Viral Conjunctivitis

The most common causes of conjunctivitis are the ones that can cause colds. The same with other mucous membranes such those in your nose and ears, your eyes are also prone to infections.

Viral conjunctivitis usually starts in one eye, but the infection can easily spread to the other eye. You will remain contagious for a week up to 15 days. However, the infection tends to go away on its own within a few days or up to two weeks. The symptoms of viral conjunctivitis include eye redness, itching, and a clear watery discharge. Many people with conjunctivitis complain about a blurry vision and stuck eyelids upon waking up in the morning. While they are sleeping, eye discharges accumulate causing their eyelids to get glued together.

Bacterial Conjunctivitis

Bacterial conjunctivitis is usually due to staphylococcus and streptococcus bacteria. This type of conjunctivitis is common among adults and just like viral conjunctivitis, bacterial conjunctivitis is also highly contagious. Most cases of bacterial conjunctivitis can be easily treated. However, there are some bacterial strains that can cause a serious damage if they are not treated as soon as possible. One condition would be gonococcal conjunctivitis, which is caused by the same bacteria responsible for gonorrhea, a sexually transmitted disease. 

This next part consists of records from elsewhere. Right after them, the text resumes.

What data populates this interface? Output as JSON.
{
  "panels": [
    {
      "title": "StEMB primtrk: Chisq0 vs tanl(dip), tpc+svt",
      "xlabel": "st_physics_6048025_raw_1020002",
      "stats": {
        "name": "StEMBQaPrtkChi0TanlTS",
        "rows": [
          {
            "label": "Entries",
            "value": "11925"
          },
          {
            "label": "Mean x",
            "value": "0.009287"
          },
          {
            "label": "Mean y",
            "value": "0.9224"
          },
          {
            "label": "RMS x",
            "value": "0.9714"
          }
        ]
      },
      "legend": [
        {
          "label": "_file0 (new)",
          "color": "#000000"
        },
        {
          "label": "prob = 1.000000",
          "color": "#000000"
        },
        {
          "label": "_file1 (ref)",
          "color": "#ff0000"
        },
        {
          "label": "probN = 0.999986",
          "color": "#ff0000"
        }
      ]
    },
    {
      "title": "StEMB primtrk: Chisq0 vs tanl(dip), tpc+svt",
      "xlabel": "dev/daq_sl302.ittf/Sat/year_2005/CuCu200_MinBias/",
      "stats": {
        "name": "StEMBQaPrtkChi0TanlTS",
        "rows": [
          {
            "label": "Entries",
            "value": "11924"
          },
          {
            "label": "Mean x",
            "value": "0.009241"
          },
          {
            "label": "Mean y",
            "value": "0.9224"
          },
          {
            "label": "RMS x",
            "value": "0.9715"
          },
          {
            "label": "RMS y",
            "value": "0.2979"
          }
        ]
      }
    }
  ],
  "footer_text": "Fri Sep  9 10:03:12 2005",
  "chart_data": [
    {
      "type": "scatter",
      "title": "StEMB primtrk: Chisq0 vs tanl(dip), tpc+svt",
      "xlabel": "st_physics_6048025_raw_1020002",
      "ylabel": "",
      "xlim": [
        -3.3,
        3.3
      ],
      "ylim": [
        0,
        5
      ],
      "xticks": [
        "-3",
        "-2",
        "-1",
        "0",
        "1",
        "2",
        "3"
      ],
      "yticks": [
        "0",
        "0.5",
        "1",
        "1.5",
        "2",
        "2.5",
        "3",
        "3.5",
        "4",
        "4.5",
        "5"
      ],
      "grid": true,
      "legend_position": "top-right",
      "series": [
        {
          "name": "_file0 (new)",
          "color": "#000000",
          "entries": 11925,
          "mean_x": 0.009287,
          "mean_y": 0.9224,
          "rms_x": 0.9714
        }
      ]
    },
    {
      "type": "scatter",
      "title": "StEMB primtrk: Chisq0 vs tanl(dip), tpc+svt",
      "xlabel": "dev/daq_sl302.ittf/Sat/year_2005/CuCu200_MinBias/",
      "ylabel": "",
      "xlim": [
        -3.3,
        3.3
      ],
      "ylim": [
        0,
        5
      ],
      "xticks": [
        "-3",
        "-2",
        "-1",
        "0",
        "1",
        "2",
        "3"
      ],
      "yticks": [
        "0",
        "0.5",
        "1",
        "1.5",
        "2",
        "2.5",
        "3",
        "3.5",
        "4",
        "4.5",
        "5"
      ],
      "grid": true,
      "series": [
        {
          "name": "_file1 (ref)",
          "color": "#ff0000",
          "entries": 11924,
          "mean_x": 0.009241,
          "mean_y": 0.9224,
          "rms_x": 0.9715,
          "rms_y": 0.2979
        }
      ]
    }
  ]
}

One condition would be gonococcal conjunctivitis, which is caused by the same bacteria responsible for gonorrhea, a sexually transmitted disease. This bacterial strain can damage the cornea by penetrating into its surface. Its symptoms include eye redness, itching, general eye discomfort, and a thick whitish-yellow discharge. Like viral conjunctivitis, you will most probably have a sticky mattering of the eyelids when you wake up in the morning. Moreover, bacterial conjunctivitis can cause vision impairment if not aggressively treated right away. 

Allergic Conjunctivitis

Allergic conjunctivitis happens when your eyes are exposed certain allergens that can cause an irritation. Unlike viral and bacterial conjunctivitis, allergic conjunctivitis is not contagious as the condition only occurs as a response to inflammation that is caused by allergens such as pollen, pet dander, and dust, among others. Your body responds to these particles by releasing a protein molecule called histamine. Histamine release causes redness, itching, and tearing of your eyes. 

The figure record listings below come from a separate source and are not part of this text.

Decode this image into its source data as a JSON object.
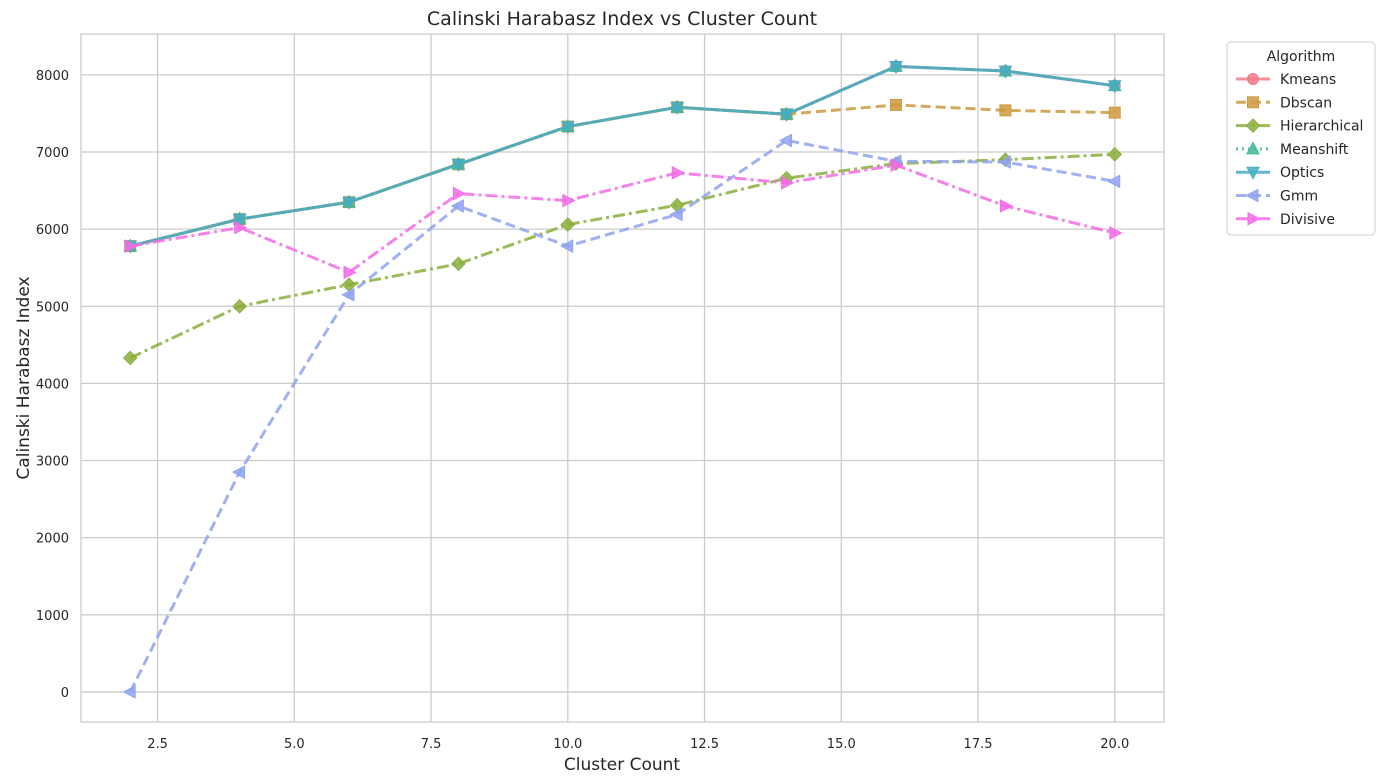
{
  "chart_data": {
    "type": "line",
    "title": "Calinski Harabasz Index vs Cluster Count",
    "xlabel": "Cluster Count",
    "ylabel": "Calinski Harabasz Index",
    "xlim": [
      1.1,
      20.9
    ],
    "ylim": [
      -390,
      8530
    ],
    "xticks": [
      2.5,
      5.0,
      7.5,
      10.0,
      12.5,
      15.0,
      17.5,
      20.0
    ],
    "xtick_labels": [
      "2.5",
      "5.0",
      "7.5",
      "10.0",
      "12.5",
      "15.0",
      "17.5",
      "20.0"
    ],
    "yticks": [
      0,
      1000,
      2000,
      3000,
      4000,
      5000,
      6000,
      7000,
      8000
    ],
    "ytick_labels": [
      "0",
      "1000",
      "2000",
      "3000",
      "4000",
      "5000",
      "6000",
      "7000",
      "8000"
    ],
    "grid": true,
    "legend": {
      "title": "Algorithm",
      "position": "outside-top-right"
    },
    "x": [
      2,
      4,
      6,
      8,
      10,
      12,
      14,
      16,
      18,
      20
    ],
    "series": [
      {
        "name": "Kmeans",
        "color": "#f07b89",
        "dash": "solid",
        "marker": "circle",
        "values": [
          5780,
          6130,
          6350,
          6840,
          7330,
          7580,
          7490,
          8110,
          8050,
          7860
        ]
      },
      {
        "name": "Dbscan",
        "color": "#cd9a40",
        "dash": "dashed",
        "marker": "square",
        "values": [
          5780,
          6130,
          6350,
          6840,
          7330,
          7580,
          7490,
          7610,
          7540,
          7510
        ]
      },
      {
        "name": "Hierarchical",
        "color": "#8aae3c",
        "dash": "dashdot",
        "marker": "diamond",
        "values": [
          4330,
          5000,
          5280,
          5550,
          6060,
          6310,
          6660,
          6850,
          6900,
          6970
        ]
      },
      {
        "name": "Meanshift",
        "color": "#3fb99a",
        "dash": "dotted",
        "marker": "triangle-up",
        "values": [
          5780,
          6130,
          6350,
          6840,
          7330,
          7580,
          7490,
          8110,
          8050,
          7860
        ]
      },
      {
        "name": "Optics",
        "color": "#44aec2",
        "dash": "solid",
        "marker": "triangle-down",
        "values": [
          5780,
          6130,
          6350,
          6840,
          7330,
          7580,
          7490,
          8110,
          8050,
          7860
        ]
      },
      {
        "name": "Gmm",
        "color": "#8fa3f0",
        "dash": "dashed",
        "marker": "triangle-left",
        "values": [
          0,
          2850,
          5150,
          6300,
          5780,
          6190,
          7150,
          6880,
          6870,
          6620
        ]
      },
      {
        "name": "Divisive",
        "color": "#f26ce6",
        "dash": "dashdot",
        "marker": "triangle-right",
        "values": [
          5780,
          6020,
          5440,
          6460,
          6370,
          6730,
          6600,
          6830,
          6300,
          5950
        ]
      }
    ]
  }
}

Most allergens are seasonal, which only occur at particular times of the year or at specific environments or places. The most common allergens you may encounter are smoke from cigarettes, dust, and pet dander. The symptoms of allergic conjunctivitis are almost the same as the other types of conjunctivitis, but with intense itchiness and a characteristic string-like whitish discharge. 

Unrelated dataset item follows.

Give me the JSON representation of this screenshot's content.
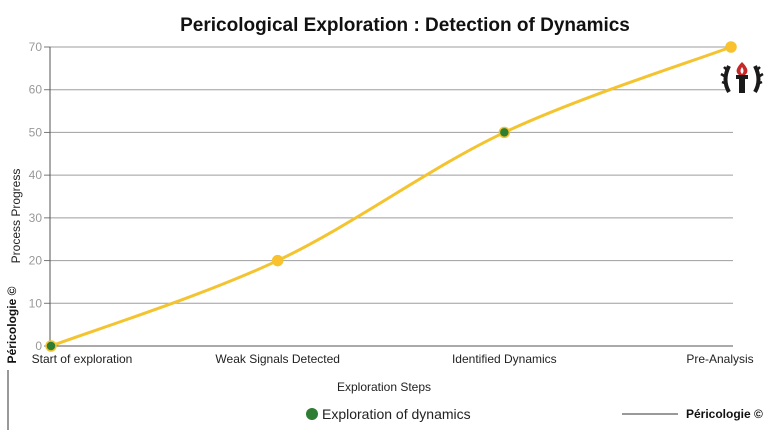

There is no specific test that can tell the difference between viral or bacterial conjunctivitis. That is why a swab test is usually done. In cases like this, the laboratory may use the RPS Adeno Detector to establish a diagnosis of viral infection and exclude a bacterial infection. If the test is negative on viruses and the patient is still having conjunctivitis symptoms, there are two more possibilities: bacterial infection or allergic reaction. If there is an allergic reaction, the doctors will run allergy tests.

Based on the results, the doctor can diagnose a few types of conjunctivitis:

  • acute viral conjunctivitis
  • allergic conjunctivitis
  • chemical conjunctivitis
  • blepharitis
  • anterior uveitis, episcleritis, and scleritis

Nearly all cases of bacterial infections can be diagnosed using swab tests. You should take a specific list of medicines to cure the condition. After your conjunctivitis is cured, you have to continue living with proper hygiene and following the instructions given by your doctor.

For the treatment of bacterial conjunctivitis, your doctor can prescribe you antibiotic eye drops or ointments, which will help prevent the infection from coming back.

Viral conjunctivitis begins in one eye and then infects the other eye in a few days. There is no particular cure for viral infections. If the condition is caused by the herpes simplex virus, your doctor may prescribe you an antiviral medication.

There are many possible treatments for allergic conjunctivitis such as a combination of antihistamines and mast cell stabilizers or drugs that help control inflammation such as decongestants, steroids, and anti-inflammatory eye drops.